We have a lot to learn about the celibate priesthood in the Ordinariates as the norm in the future will be celibacy and even now our married priests are on a case-by-case basis, requiring special papal approval.

I also think we have to look more to supernatural means of solving such things as vocations’ crises, whether to marriage, the priesthood or to consecrated life.  When we forget about the power of God, and then try to patch the problems ourselves, we compound the problem.  Your thoughts?

1 thought on “Pope Francis on married priests

  1. This is not the first time that Pope Francis has indicated a desire to relax the discipline of clerical celibacy in the Roman Rite, but he has also indicated that he wants the initiative to come up from the various episcopal conferences rather than imposing it on the whole church by papal decree.

    There is considerable wisdom in this, as a change in discipline entails several practical difficulties that bishops will need to address at the local level.

    1. Most parish rectories are configured for celibate clergy, to provide a suite of two rooms (a bedroom and a study) for each resident priest. Reconfiguration of existing rectories, or construction of new rectories, to accommodate significant numbers of priests who are married, many of whom will have children, will be a major expense.

    2. Married priests must receive compensation that’s sufficient to support their wives and their children. The impact of providing this level of compensation for a small number of married priests is “in the noise” of a diocesan budget, but the impact of greater numbers of married priests would require a substantial realignment of diocesan budgets and priorities.

    3. Celibate clergy can relocate to a new assignment in a heartbeat, but transfer of a married priest requires consideration of the impact on his wife (possible employment issues) and children (change of school). This will require a major shift in the manner of personnel management, including some manner of distributing “supply” priests around a diocese so that they can cover an unexpected vacancy or the sudden absence of a pastor wherever it might arise.

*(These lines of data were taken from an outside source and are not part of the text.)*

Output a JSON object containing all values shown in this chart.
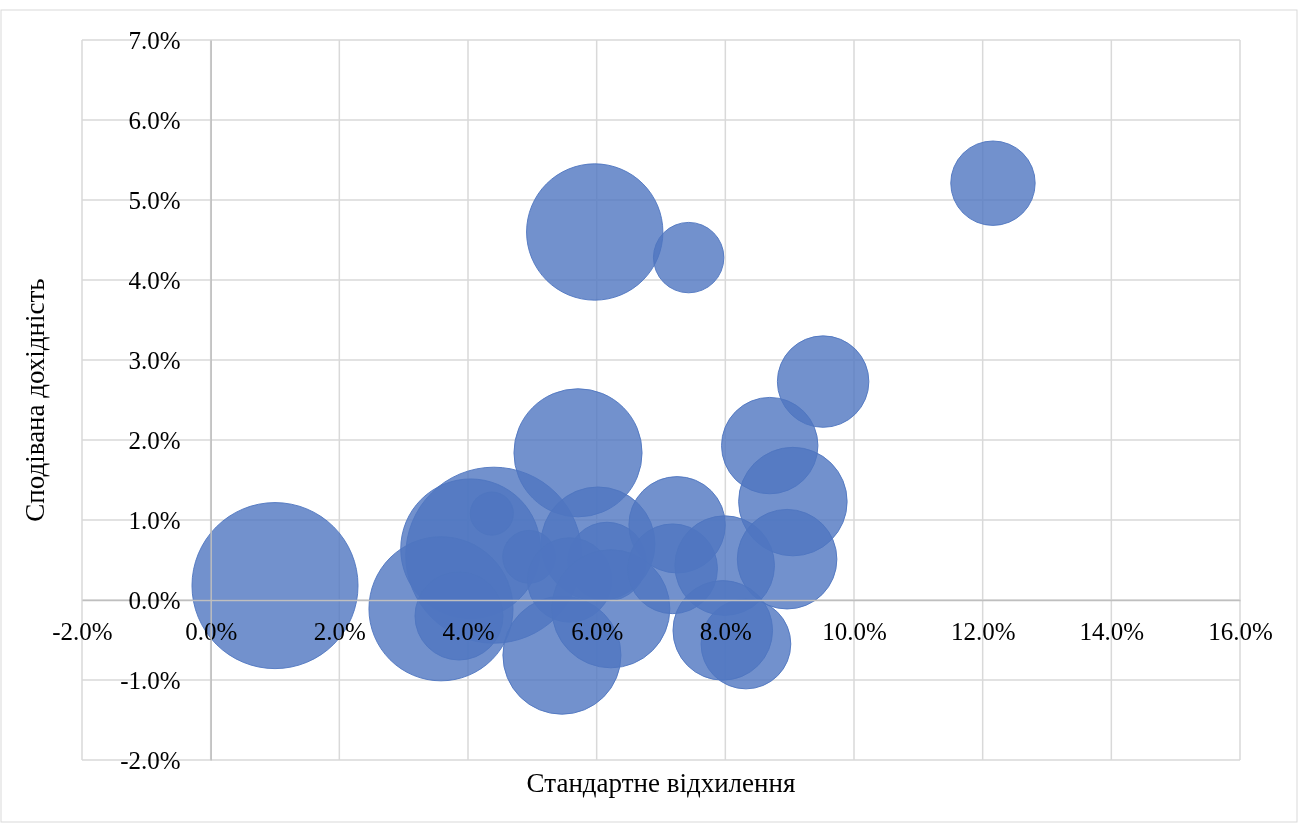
{
  "chart_data": {
    "type": "bubble",
    "xlabel": "Стандартне відхилення",
    "ylabel": "Сподівана дохідність",
    "xlim": [
      -2,
      16
    ],
    "xticks": [
      {
        "value": -2,
        "label": "-2.0%"
      },
      {
        "value": 0,
        "label": "0.0%"
      },
      {
        "value": 2,
        "label": "2.0%"
      },
      {
        "value": 4,
        "label": "4.0%"
      },
      {
        "value": 6,
        "label": "6.0%"
      },
      {
        "value": 8,
        "label": "8.0%"
      },
      {
        "value": 10,
        "label": "10.0%"
      },
      {
        "value": 12,
        "label": "12.0%"
      },
      {
        "value": 14,
        "label": "14.0%"
      },
      {
        "value": 16,
        "label": "16.0%"
      }
    ],
    "ylim": [
      -2,
      7
    ],
    "yticks": [
      {
        "value": -2,
        "label": "-2.0%"
      },
      {
        "value": -1,
        "label": "-1.0%"
      },
      {
        "value": 0,
        "label": "0.0%"
      },
      {
        "value": 1,
        "label": "1.0%"
      },
      {
        "value": 2,
        "label": "2.0%"
      },
      {
        "value": 3,
        "label": "3.0%"
      },
      {
        "value": 4,
        "label": "4.0%"
      },
      {
        "value": 5,
        "label": "5.0%"
      },
      {
        "value": 6,
        "label": "6.0%"
      },
      {
        "value": 7,
        "label": "7.0%"
      }
    ],
    "grid": true,
    "series": [
      {
        "color": "#4f76c0",
        "x": [
          1.0,
          4.4,
          4.04,
          3.58,
          5.97,
          7.43,
          12.16,
          9.52,
          8.69,
          5.71,
          9.05,
          6.02,
          4.37,
          4.95,
          6.16,
          5.58,
          3.86,
          5.46,
          6.22,
          7.25,
          7.18,
          7.99,
          8.96,
          8.32,
          7.96
        ],
        "values": [
          0.18,
          0.56,
          0.64,
          -0.11,
          4.6,
          4.28,
          5.21,
          2.73,
          1.93,
          1.84,
          1.23,
          0.7,
          1.08,
          0.54,
          0.48,
          0.25,
          -0.2,
          -0.69,
          -0.11,
          0.94,
          0.39,
          0.43,
          0.51,
          -0.55,
          -0.38
        ],
        "sizes": [
          0.89,
          1,
          0.63,
          0.67,
          0.6,
          0.16,
          0.23,
          0.27,
          0.3,
          0.53,
          0.38,
          0.42,
          0.06,
          0.09,
          0.2,
          0.23,
          0.25,
          0.45,
          0.45,
          0.3,
          0.26,
          0.32,
          0.32,
          0.26,
          0.32
        ]
      }
    ]
  }
}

    4. Although the acceptance of married priests by the local Catholic population generally has been very high in North America and in other English-speaking countries, there is no assurance of a similar reception in other places. Rather, it’s likely that some places will have a need for extensive catechesis before one can implement such a change effectively.

    5. There’s also a serious concern of what will happen when priests’ marriages get messy — and, sooner or later, some inevitably will. Although permanent deacons take the same vow as married priests not to remarry if their spouse dies, the Vatican has been granting dispensations fairly routinely to permit permanent deacons whose wives have died, leaving young children, to marry again because the sense is that young children need a mother figure. Of course, a member of the clergy being involved in a divorce clearly would NOT be a good situation!

    It’s certainly true that the transition from a predominantly celibate clergy to a predominantly married clergy will be gradual, but that does not alter bishops need to manage these, and probably other, issues in a proactive way if such a restoration is to work.

    But the good news, for the ordinariates, is that a change of discipline in the territory of an episcopal conference clearly will extend to any ordinariates erected within that territory!